Friday, May 31, 2013

Japan Airlines and All Nippon Airways (ANA) re-launch 787 service

ANA Holdings Inc. and Japan Airlines Co., the world’s biggest operators of Boeing Co. 787s, resumed commercial service with the plane after battery malfunctions kept the Dreamliner fleet grounded for more than four months.
 
ANA’s flight to Frankfurt took off at 1:17 a.m. today from Tokyo’s Haneda airport, according to Houston-based industry data tracker FlightAware.com. JAL’s flight to Singapore departed at 1:22 a.m., according to FlightAware.

The carriers, which have a total of 27 Dreamliners, are flying the fuel-efficient aircraft to cities such as Boston and San Jose, California, that wouldn’t be profitable with larger planes. Suspension of 787 services would affect sales this year, ANA and JAL have said, after melting batteries on two jets spurred regulators to park all the planes in January.
 
“The restart of flights without any hitches is a good sign for the airlines,” said Osuke Itazaki, an SMBC Nikko Securities Inc. analyst in Tokyo. “To increase the top line, the airlines need to increase their destinations, which they can do with the 787.”
 
Japan has been the biggest market so far for Boeing’s plane, the first jetliner made chiefly of composite plastic materials. That meant ANA and JAL had the broadest disruptions while the aircraft were grounded and Boeing was rushing to find a fix for the lithium-ion batteries.
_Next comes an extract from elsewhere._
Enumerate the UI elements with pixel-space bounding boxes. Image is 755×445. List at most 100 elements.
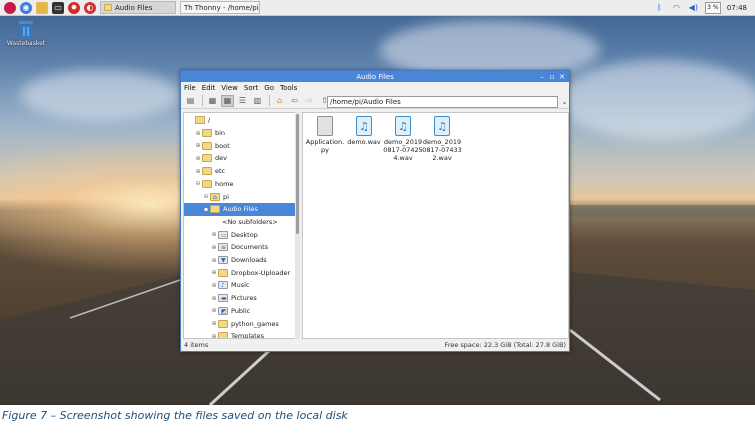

Among the eight Dreamliner operators, Ethiopian Airlines Enterprise began flying again in April while Qatar Airways Ltd., Air India Ltd. and United Continental Holdings Inc. resumed service last month. LOT Polish Airlines SA said May 17 it would resume Dreamliner flights on June 5.

Emergency Landing

ANA fell 1.8 percent to 213 yen at close of Tokyo trading yesterday. The stock has gained 18 percent this year, compared with a 33 percent advance in the Nikkei 225 Stock Average and JAL’s 41 percent gain.

One of ANA’s 787s made an emergency landing on Jan. 16 after smoke from a lithium-ion battery was detected. Nine days earlier, a battery had caught fire on a JAL 787 in Boston. No one was injured in either incident.

The U.S. Federal Aviation Administration ordered 787s in domestic service grounded, the first such action for an entire model since 1979, and regulators around the world followed suit. The Dreamliner is the only large commercial jet equipped with lithium-ion batteries as part of its power system.

The groundings may have reduced ANA sales by about 16 billion yen ($159 million), according to figures from the company. JAL’s probably lost 6.5 billion yen in sales due to the groundings, it has said.

More Protection

Boeing redesigned the battery to include more protection around individual cells to contain any overheating, added a steel case to prevent fire and a tube that would vent any fumes outside the fuselage. Carriers began 787 test flights after the FAA approved the battery upgrades.

The 787 is safe to fly, even as the cause of the battery meltdowns remains uncertain, Mike Sinnett, vice president and chief project engineer of the 787 program, said in April.

ANA received its 19th Dreamliner last month, while JAL has eight 787s, the airlines have said separately. ANA has orders for 66 Dreamliners, while JAL has ordered 45.